Subsequently, the scope for functionalized 2-trifluoroboratochromanones was explored (Scheme ). The yield for an alkyl-substituted chromanone (3a) was found to be comparable to the unsubstituted example (2a). The chloro-chromanone 3c demonstrates the feasibility for further diversification within the heteroaryl core. Although unexplored at this time, we predict halide substituents at different positions of the aryl ring would yield similar results. Finally, nitro substituents were not tolerated, as observed by other groups in photoredox-catalyzed processes.[18]

Scheme 3

2-Trifluoroboratochromanone Substrate Scope

Reactions were run with aryl halide (1.0 equiv), trifluoroborate (1.5 equiv), photocatalyst (2.5 mol %), NiCl2·dme (5 mol %), dtbbpy (5 mol %), and KH2PO4 (2.0 equiv) in dioxane on 0.5 mmol scale.

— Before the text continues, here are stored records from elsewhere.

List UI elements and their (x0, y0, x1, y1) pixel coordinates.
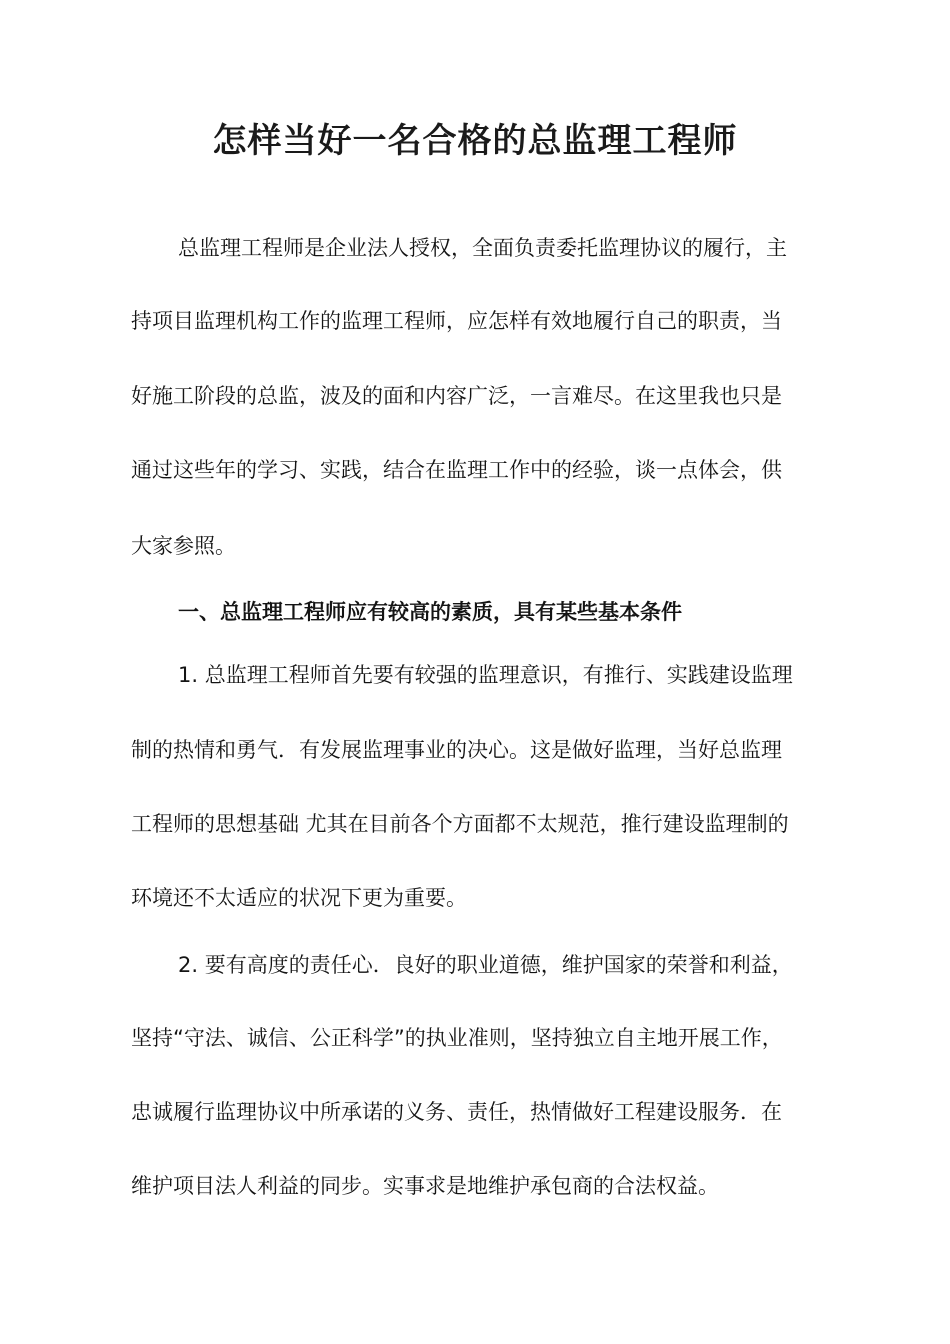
item1-line-3: 工程师的思想基础 尤其在目前各个方面都不太规范，推行建设监理制的 (131, 812, 789, 836)
item1-line-1: 1. 总监理工程师首先要有较强的监理意识，有推行、实践建设监理 (178, 663, 793, 687)
item1-line-4: 环境还不太适应的状况下更为重要。 (131, 886, 467, 910)
intro-line-1: 总监理工程师是企业法人授权，全面负责委托监理协议的履行，主 (178, 236, 787, 260)
intro-line-5: 大家参照。 (131, 534, 236, 558)
item2-line-2: 坚持“守法、诚信、公正科学”的执业准则，坚持独立自主地开展工作， (131, 1026, 783, 1050)
item2-line-4: 维护项目法人利益的同步。实事求是地维护承包商的合法权益。 (131, 1174, 719, 1198)
intro-line-3: 好施工阶段的总监，波及的面和内容广泛，一言难尽。在这里我也只是 (131, 384, 782, 408)
item1-line-2: 制的热情和勇气．有发展监理事业的决心。这是做好监理，当好总监理 (131, 738, 782, 762)
item2-line-1: 2. 要有高度的责任心．良好的职业道德，维护国家的荣誉和利益， (178, 953, 793, 977)
section-heading: 一、总监理工程师应有较高的素质，具有某些基本条件 (178, 600, 682, 624)
document-title: 怎样当好一名合格的总监理工程师 (212, 121, 738, 161)
intro-line-4: 通过这些年的学习、实践，结合在监理工作中的经验，谈一点体会，供 (131, 458, 782, 482)
item2-line-3: 忠诚履行监理协议中所承诺的义务、责任，热情做好工程建设服务．在 (131, 1100, 782, 1124)
intro-line-2: 持项目监理机构工作的监理工程师，应怎样有效地履行自己的职责，当 (131, 309, 782, 333)
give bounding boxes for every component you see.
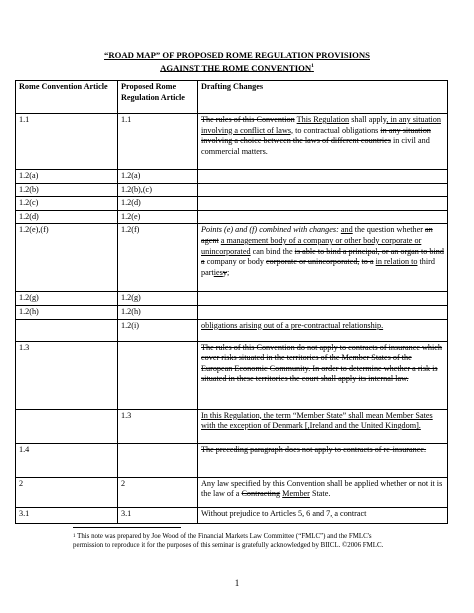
drafting-changes-cell (198, 305, 448, 319)
header-drafting-changes: Drafting Changes (198, 81, 448, 114)
regulation-article-cell: 1.1 (118, 114, 198, 170)
drafting-text-segment: The rules of this Convention do not apply to contracts of insurance which cover risks situated in the territories of the Member States of the European Economic Community. In order to determine whether a risk is situated in these territories the court shall apply its internal law. (201, 342, 443, 384)
rome-convention-article-cell: 3.1 (16, 507, 118, 523)
drafting-changes-cell (198, 114, 448, 170)
drafting-text-segment: can bind the (250, 246, 295, 256)
drafting-text-segment: Points (e) and (f) combined with changes: (201, 225, 341, 235)
regulation-article-cell: 1.2(h) (118, 305, 198, 319)
regulation-article-cell: 1.2(d) (118, 197, 198, 211)
drafting-changes-cell (198, 443, 448, 477)
regulation-article-cell: 3.1 (118, 507, 198, 523)
drafting-changes-cell (198, 292, 448, 306)
drafting-text-segment: company or body (204, 257, 267, 267)
table-row (16, 210, 448, 224)
table-row (16, 507, 448, 523)
rome-convention-article-cell: 2 (16, 477, 118, 507)
drafting-changes-cell (198, 170, 448, 184)
drafting-text-segment: a management body of a company or other body corporate or unincorporated (201, 235, 422, 256)
regulation-article-cell: 1.2(b),(c) (118, 183, 198, 197)
drafting-text-segment: , (330, 508, 333, 518)
drafting-text-segment: in relation to (375, 257, 418, 267)
drafting-changes-cell (198, 477, 448, 507)
drafting-changes-cell (198, 341, 448, 409)
rome-convention-article-cell: 1.2(c) (16, 197, 118, 211)
footnote-separator (73, 527, 181, 528)
drafting-changes-cell (198, 319, 448, 341)
rome-convention-article-cell: 1.1 (16, 114, 118, 170)
footnote-marker: 1 (73, 534, 76, 539)
drafting-text-segment: , in any situation involving a conflict of laws, (201, 115, 441, 135)
drafting-text-segment: shall apply (349, 115, 387, 124)
drafting-text-segment: the question whether (352, 225, 425, 235)
rome-convention-article-cell: 1.2(g) (16, 292, 118, 306)
drafting-text-segment: ies (213, 267, 223, 277)
rome-convention-article-cell: 1.2(h) (16, 305, 118, 319)
page-number: 1 (234, 578, 240, 588)
drafting-changes-cell (198, 224, 448, 292)
drafting-text-segment: Without prejudice to Articles 5, 6 and 7 (201, 508, 331, 518)
drafting-text-segment: corporate or unincorporated, (266, 257, 360, 267)
rome-convention-article-cell: 1.2(d) (16, 210, 118, 224)
page-title (0, 50, 474, 73)
regulation-article-cell: 1.2(a) (118, 170, 198, 184)
rome-convention-article-cell: 1.2(a) (16, 170, 118, 184)
regulation-article-cell: 2 (118, 477, 198, 507)
drafting-text-segment: in any situation involving a choice between the laws of different countries (201, 125, 431, 146)
rome-convention-article-cell: 1.3 (16, 341, 118, 409)
drafting-changes-cell (198, 210, 448, 224)
table-row (16, 292, 448, 306)
drafting-text-segment: This Regulation (296, 115, 350, 124)
regulation-article-cell (118, 443, 198, 477)
drafting-changes-cell (198, 409, 448, 443)
table-row (16, 409, 448, 443)
table-row (16, 305, 448, 319)
table-row (16, 197, 448, 211)
drafting-text-segment: to a (361, 257, 374, 267)
table-row (16, 341, 448, 409)
footnote-text: This note was prepared by Joe Wood of the Financial Markets Law Committee (“FMLC”) and the FMLC's permission to reproduce it for the purposes of this seminar is gratefully acknowledged by BIICL. ©2006 FMLC. (73, 533, 384, 549)
drafting-text-segment: third part (201, 257, 435, 277)
drafting-text-segment: a contract (332, 508, 367, 518)
drafting-text-segment: Any law specified by this Convention shall be applied whether or not it is the law of a (201, 478, 443, 499)
drafting-text-segment: The preceding paragraph does not apply to contracts of re-insurance. (201, 444, 427, 454)
regulation-article-cell: 1.2(e) (118, 210, 198, 224)
table-row (16, 114, 448, 170)
regulation-article-cell: 1.2(i) (118, 319, 198, 341)
drafting-text-segment: in civil and commercial matters. (201, 136, 430, 156)
table-row (16, 183, 448, 197)
drafting-changes-cell (198, 507, 448, 523)
road-map-table (15, 80, 448, 524)
rome-convention-article-cell (16, 409, 118, 443)
drafting-text-segment: y (222, 267, 227, 277)
regulation-article-cell: 1.3 (118, 409, 198, 443)
drafting-text-segment: ; (226, 267, 230, 277)
header-proposed-regulation-article: Proposed Rome Regulation Article (118, 81, 198, 114)
drafting-text-segment: Contracting (241, 489, 281, 499)
footnote (73, 532, 403, 550)
rome-convention-article-cell (16, 319, 118, 341)
drafting-text-segment: and (340, 225, 353, 235)
rome-convention-article-cell: 1.4 (16, 443, 118, 477)
rome-convention-article-cell: 1.2(e),(f) (16, 224, 118, 292)
drafting-text-segment: is able to bind a principal, or an organ to bind a (201, 246, 444, 267)
drafting-text-segment: obligations arising out of a pre-contractual relationship. (201, 320, 384, 330)
table-row (16, 443, 448, 477)
title-line-2: AGAINST THE ROME CONVENTION$^1$ (160, 62, 314, 73)
drafting-text-segment: Member (282, 489, 310, 499)
table-row (16, 319, 448, 341)
table-header-row (16, 81, 448, 114)
drafting-text-segment: In this Regulation, the term “Member State” shall mean Member Sates with the exception of Denmark [,Ireland and the United Kingdom]. (201, 410, 433, 431)
drafting-text-segment: State. (309, 489, 331, 499)
drafting-text-segment: The rules of this Convention (201, 115, 295, 124)
table-row (16, 477, 448, 507)
drafting-changes-cell (198, 183, 448, 197)
regulation-article-cell (118, 341, 198, 409)
drafting-text-segment: to contractual obligations (293, 125, 381, 135)
header-rome-convention-article: Rome Convention Article (16, 81, 118, 114)
table-row (16, 170, 448, 184)
rome-convention-article-cell: 1.2(b) (16, 183, 118, 197)
title-line-1: “ROAD MAP” OF PROPOSED ROME REGULATION PROVISIONS (104, 50, 370, 60)
footnote-reference: 1 (311, 62, 314, 69)
regulation-article-cell: 1.2(g) (118, 292, 198, 306)
regulation-article-cell: 1.2(f) (118, 224, 198, 292)
drafting-text-segment: an agent (201, 225, 433, 245)
drafting-changes-cell (198, 197, 448, 211)
table-row (16, 224, 448, 292)
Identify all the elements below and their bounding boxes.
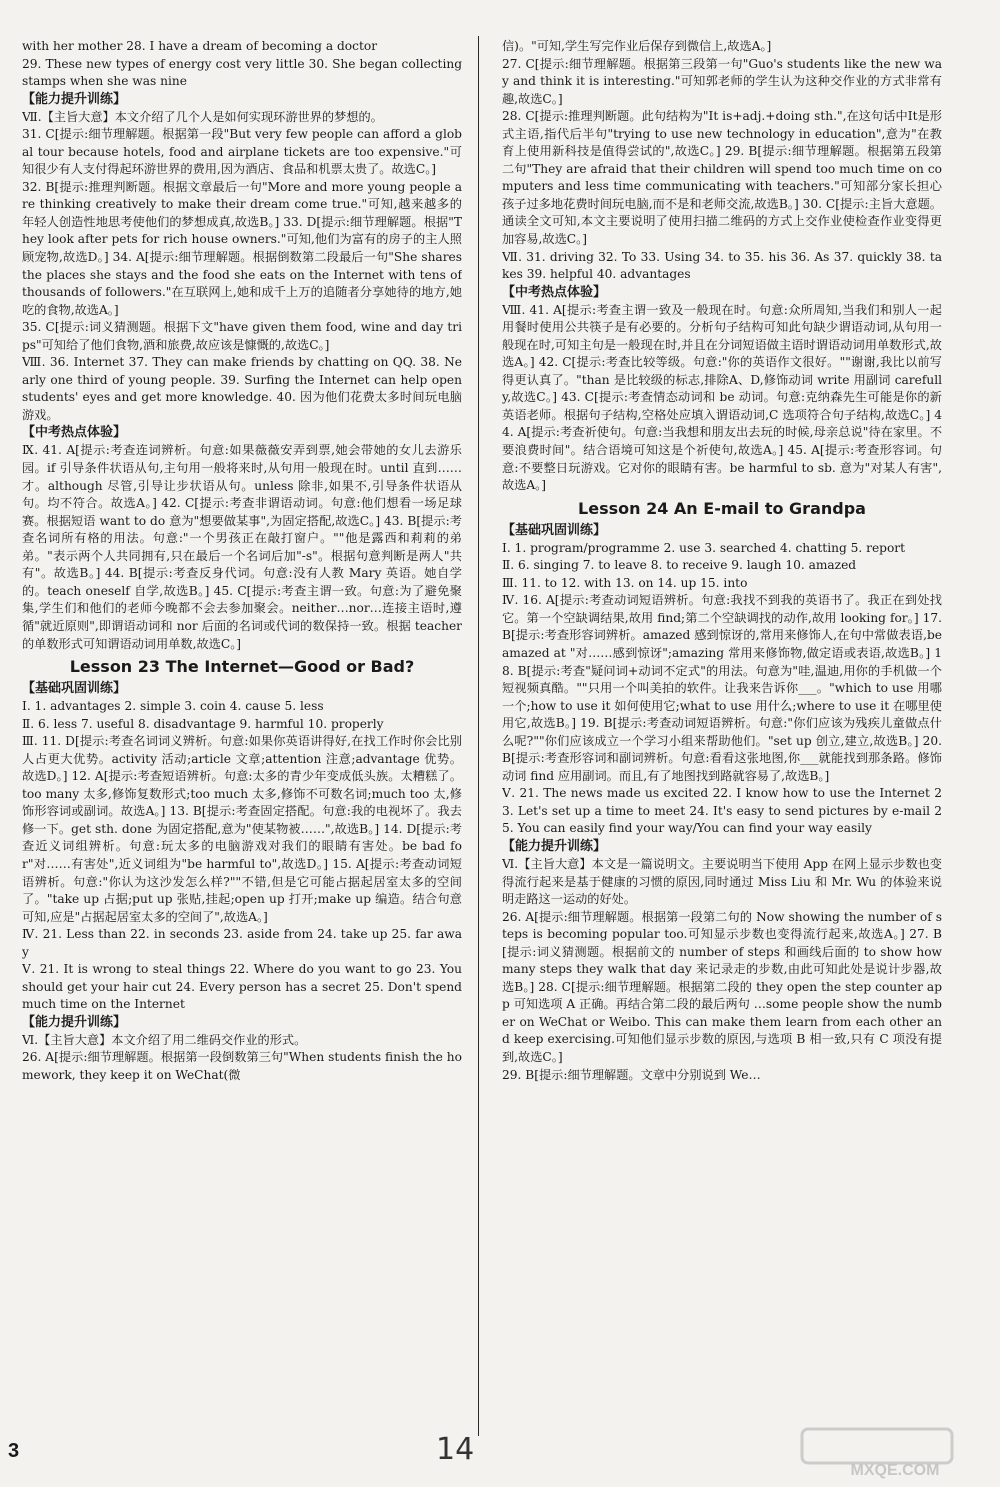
answer-paragraph: 信)。"可知,学生写完作业后保存到微信上,故选A。] — [502, 39, 772, 53]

In conclusion, a simple and robust method has been established for accessing the increasingly important flavanone core. This study details the first synthesis of 2-boryl-substituted chromanones. With this procedure in place, practitioners are well equipped to access 2-aryl/heteroaryl flavanones quickly and efficiently, and these substructures can be decorated with a wide range of functional groups owing to the availability of literally thousands of diverse, commercially available (het)aryl bromide partners. The photoredox/Ni dual catalytic cross-coupling reactions proceed with a sustainable organic photocatalyst and a base-metal cross-coupling catalyst under extraordinarily mild conditions (weak base, ambient temperature, visible light). Lastly, the method highlights the applicability of photoredox/nickel dual catalysis for challenging coupling reactions that are typically prone to undesirable side reactions (e.g., β-hydride elimination), allowing access to unique structures by transformations that are complementary to more traditional approaches.